Berawal dari sebuah status yang ditulis posting oleh Muhammad Ridwan Alimuddin, (penulis dan peneliti senior) “HBD (Happy Birth Day) Muhammad SAWyang disusul oleh Subhan Saleh dengan “Selamat Natal Muhammad SAW dan Selamat Maulid Isa/Yesus”. Sampai kepada sebuah postingan tentang sampah dan tanggul di Pambusuang yang kemudian endingnya, Muhammad Ridwan Alimuddin menshare sebuah link http://mandarnews.com/2016/12/30/ketua-dprd-majene-sebut-bhineka-tunggal-ika-berasal-dari-bahasa-mandar-bukan-bahasa-sansekerta/  yang memicu berbagai hujatan dan cemooh. 

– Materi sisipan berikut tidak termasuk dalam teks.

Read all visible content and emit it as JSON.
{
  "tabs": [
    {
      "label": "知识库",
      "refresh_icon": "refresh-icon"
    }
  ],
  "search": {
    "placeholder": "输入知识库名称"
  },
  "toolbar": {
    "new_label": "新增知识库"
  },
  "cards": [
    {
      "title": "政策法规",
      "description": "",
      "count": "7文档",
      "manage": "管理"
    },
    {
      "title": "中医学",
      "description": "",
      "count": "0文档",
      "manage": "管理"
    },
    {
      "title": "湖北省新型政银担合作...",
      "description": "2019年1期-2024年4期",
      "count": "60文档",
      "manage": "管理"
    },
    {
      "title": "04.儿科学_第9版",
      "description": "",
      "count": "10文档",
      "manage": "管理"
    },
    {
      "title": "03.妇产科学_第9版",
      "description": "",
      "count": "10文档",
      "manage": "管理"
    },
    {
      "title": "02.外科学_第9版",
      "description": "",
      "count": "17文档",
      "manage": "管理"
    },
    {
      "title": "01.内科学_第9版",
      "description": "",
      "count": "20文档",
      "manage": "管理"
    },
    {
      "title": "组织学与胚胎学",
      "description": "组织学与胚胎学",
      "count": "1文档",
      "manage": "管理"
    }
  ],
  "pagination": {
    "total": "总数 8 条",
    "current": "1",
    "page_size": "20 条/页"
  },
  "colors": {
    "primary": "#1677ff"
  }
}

Kondisi itu membuat penulis mengusulkan kepada Darmansyah untuk menggelar diskusi dan mengundang Muhammad Ridwan Alimuddin dan Irwan Fals untuk diskusi bersama di Kantor DPRD Majene. Muhammad Ridwan Alimuddin tak bersedia hadir. Ini adalah kali keduanya tidak hadir dalam diskusi yang sebelumnya dibuatkan juga diskusi soal pernyataan HBD Muhammad SAW di RUMPITA Tinambung, juga tidak mau hadir.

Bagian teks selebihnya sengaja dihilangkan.